Note: Glycine is unique among amino acids because its side chain (R-group) consists solely of a single hydrogen atom. This absence of a bulky side chain gives it much greater conformational freedom than other residues, allowing it to occupy regions of the Ramachandran plot that would be sterically unfavourable (disallowed) for others. Proline is another special case; its side chain is cyclic and is bonded back to the backbone nitrogen, which restricts its phi angle (ϕ) to a limited range, often placing it in a specific corner of the plot. Separate statistics and plots are often shown for Glycine and Proline residues.

Glycine Ramachandran plot (PDB ID: 1cbs), generated using MolProbity). The MolProbity analysis states that 97.8% (132/135) of all residues were in favoured (98%) regions, and 100.0% (135/135) of all residues were in allowed (>99.8%) regions, with no outliers. Visually, the plot does not trigger any major alarm.

This metric assesses the protein backbone conformation. The PDB slider (to learn more about this, see section: Validation slider) reports the percentage of amino acid residues whose backbone angles (ϕ and ψ) fall into “disallowed” regions of the Ramachandran plot (combinations of angles that are physically unfavourable due to atoms clashing).

A lower percentage of Ramachandran outliers is better. While some outliers can be genuine features of the structure, they often highlight potential errors, especially if not supported by strong experimental data. This information can also be visualised directly on the 3D structure itself, often accessible on the “Model quality” tab within a PDB entry viewer. To see how to visualise it, go to: the Hands-On: Visualising validation metrics on structure tutorial.

Sidechain outliers (rotamers)

Similar to the protein backbone adopting preferred Ramachandran angles, the amino acid side chains tend to adopt specific 3D arrangements of their atoms, called rotamers, that are energetically favoured.

This metric reports the percentage of side chains that are in unusual conformations compared to libraries (based on high-quality PDB entries) of favoured rotamers. This can indicate potential modelling errors, particularly at lower resolutions where side chain positions are less constrained by the experimental data. 

A lower percentage is better. Sidechain outliers can indicate modelling errors, especially at lower resolutions. Like Ramachandran outliers, genuinely unusual rotamers in functional regions should be supported by experimental data.

Clashscore

The clashscore is a metric that measures how many atoms in the model are packed too closely together, violating the basic physical principles that two atoms cannot occupy the same space at the same time. This metric is reported as the number of clashes per 1000 atoms. This provides a single number summarising the overall density of clashes in the model.
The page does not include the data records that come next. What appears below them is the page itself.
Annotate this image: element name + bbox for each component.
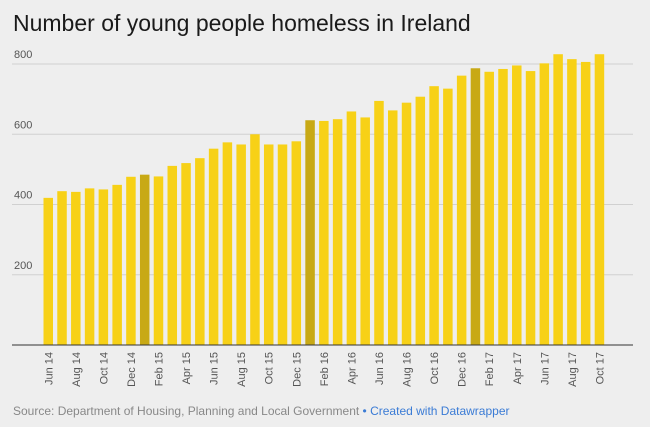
bar [332, 119, 343, 345]
bar [456, 75, 467, 345]
bar [319, 120, 329, 345]
x-tick-label: Oct 17 [594, 352, 606, 384]
bar [263, 144, 274, 345]
bar [553, 54, 563, 345]
x-tick-label: Apr 16 [346, 352, 358, 384]
bar [57, 191, 67, 345]
bar [567, 59, 577, 345]
x-tick-label: Feb 17 [484, 352, 496, 386]
footer-separator: • [362, 404, 367, 418]
bar [153, 176, 164, 345]
source-note: Source: Department of Housing, Planning … [13, 404, 360, 418]
bar [374, 100, 384, 345]
bar [291, 141, 302, 345]
x-tick-label: Oct 15 [264, 352, 276, 384]
bar-chart: 200 400 600 800 Jun 14 Aug 14 Oct 14 Dec 14 Feb… [12, 49, 633, 387]
bar [525, 71, 536, 346]
bar [594, 54, 605, 345]
x-tick-label: Feb 16 [319, 352, 331, 386]
bar [401, 102, 412, 345]
chart-title: Number of young people homeless in Irela… [13, 10, 471, 36]
bar [112, 184, 122, 345]
bar [167, 165, 178, 345]
y-tick-label: 200 [14, 260, 32, 272]
x-tick-label: Dec 14 [126, 352, 138, 387]
x-tick-label: Feb 15 [153, 352, 165, 386]
bar [580, 61, 591, 345]
x-tick-label: Aug 15 [236, 352, 248, 387]
bar [415, 96, 426, 345]
bar [498, 68, 508, 345]
y-tick-label: 800 [14, 49, 32, 61]
x-axis-ticks: Jun 14 Aug 14 Oct 14 Dec 14 Feb 15 Apr 15 Jun … [43, 352, 606, 387]
bar [250, 134, 260, 345]
bar [512, 65, 522, 345]
bar [222, 142, 233, 345]
bar [43, 197, 53, 345]
x-tick-label: Aug 16 [402, 352, 414, 387]
x-tick-label: Aug 17 [567, 352, 579, 387]
bar [195, 158, 205, 345]
x-tick-label: Jun 16 [374, 352, 386, 385]
x-tick-label: Aug 14 [71, 352, 83, 387]
bar [388, 110, 398, 346]
bar [84, 188, 95, 345]
x-tick-label: Jun 17 [539, 352, 551, 385]
chart-footer: Source: Department of Housing, Planning … [13, 404, 510, 418]
y-tick-label: 600 [14, 119, 32, 131]
bar [305, 120, 315, 345]
bar [236, 144, 246, 345]
x-tick-label: Apr 17 [512, 352, 524, 384]
bars [43, 54, 605, 346]
bar [470, 68, 481, 345]
bar [181, 163, 191, 345]
x-tick-label: Apr 15 [181, 352, 193, 384]
bar [277, 144, 288, 345]
bar [71, 191, 81, 345]
x-tick-label: Jun 14 [43, 352, 55, 385]
y-tick-label: 400 [14, 190, 32, 202]
bar [126, 176, 136, 345]
x-tick-label: Oct 16 [429, 352, 441, 384]
bar [484, 71, 494, 346]
x-tick-label: Dec 16 [457, 352, 469, 387]
y-axis-ticks: 200 400 600 800 [14, 49, 32, 272]
bar [443, 88, 453, 345]
bar [98, 189, 109, 345]
bar [346, 111, 357, 345]
x-tick-label: Jun 15 [209, 352, 221, 385]
bar [429, 86, 439, 346]
datawrapper-credit-link[interactable]: Created with Datawrapper [370, 404, 510, 418]
bar [139, 174, 150, 345]
x-tick-label: Oct 14 [98, 352, 110, 384]
x-tick-label: Dec 15 [291, 352, 303, 387]
bar [208, 148, 219, 345]
bar [539, 63, 550, 345]
bar [360, 117, 370, 345]
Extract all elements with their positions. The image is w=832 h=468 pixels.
A lower clashscore is better, indicating fewer steric clashes and a more physically plausible packing of atoms throughout the structure. A high clashscore suggests significant geometric problems throughout the model.
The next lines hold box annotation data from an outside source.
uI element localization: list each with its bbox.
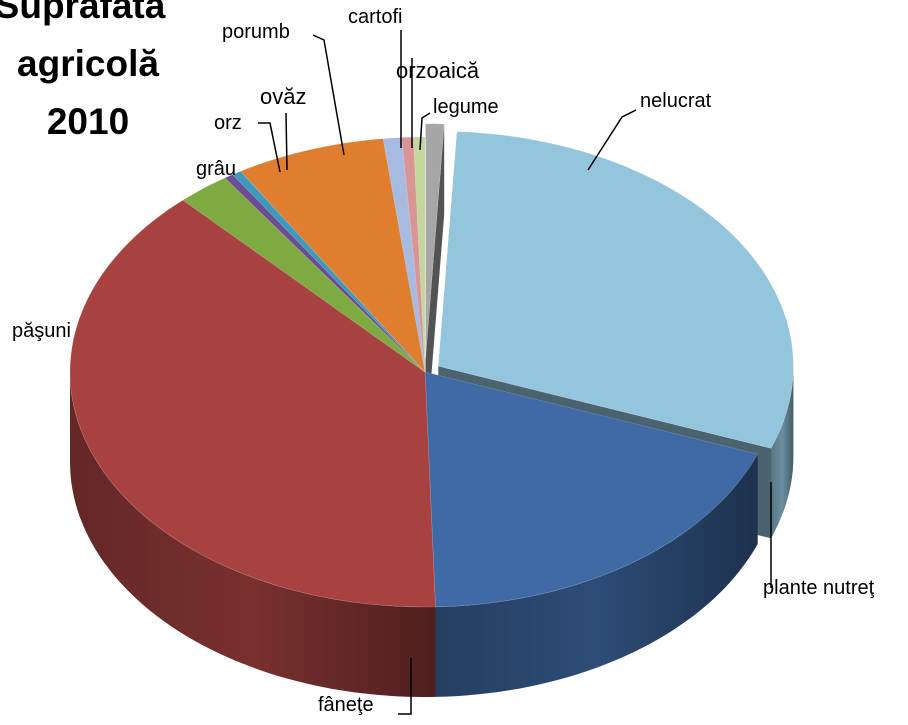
label-legume: legume [433,96,499,118]
slice-pasuni [69,199,436,608]
label-porumb: porumb [222,21,290,43]
leader-nelucrat [587,109,637,171]
label-ovaz: ovăz [260,84,306,109]
slice-side-shade-fanete [435,454,758,697]
slice-grau [182,177,426,373]
label-cartofi: cartofi [348,6,402,28]
slice-wall-nelucrat-1 [425,124,445,449]
leader-porumb [312,34,345,156]
pie-tops [69,123,794,608]
label-pasuni: păşuni [12,320,71,342]
label-orz: orz [214,112,242,134]
title-line-2: agricolă [17,43,159,84]
label-grau: grâu [196,158,236,180]
slice-nelucrat [425,123,445,359]
slice-side-shade-pasuni [70,372,436,697]
leader-legume [419,112,431,151]
title-line-1: Suprafata [0,0,166,26]
leader-orz [258,122,281,173]
leader-fanete [398,658,412,715]
label-plante-nutret: plante nutreţ [763,577,875,599]
label-orzoaica: orzoaică [396,58,480,83]
leader-lines [258,30,772,715]
slice-labels: nelucrat plante nutreţ fâneţe păşuni grâu orz… [12,6,875,716]
label-fanete: fâneţe [318,694,374,716]
chart-title: Suprafata agricolă 2010 [0,0,166,142]
slice-fanete [424,371,759,608]
label-nelucrat: nelucrat [640,90,712,112]
slice-side-shade-plante-nutret [771,366,794,539]
slice-plante-nutret [438,131,794,449]
title-line-3: 2010 [47,101,129,142]
leader-ovaz [285,112,288,171]
slice-legume [412,136,426,373]
slice-porumb [240,138,426,373]
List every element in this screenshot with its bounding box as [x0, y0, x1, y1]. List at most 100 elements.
RNA Backbone (for RNA structures)

Similar to the Ramachandran angles for protein backbones, the backbone of RNA chains is defined by a series of torsion angles (α, β, γ, δ, ϵ, ζ, and the χ angle describing the orientation of the base). These angles also adopt preferred conformations.

Validation tools assess the torsion angles of individual RNA residues against statistically favoured values derived from known RNA structures (Richardson et al., 2008). A global metric is calculated to assess the overall quality of the RNA backbone conformation, often reported as an average score or percentage of outliers for the entire RNA chain(s). This metric provides a global summary of RNA backbone plausibility.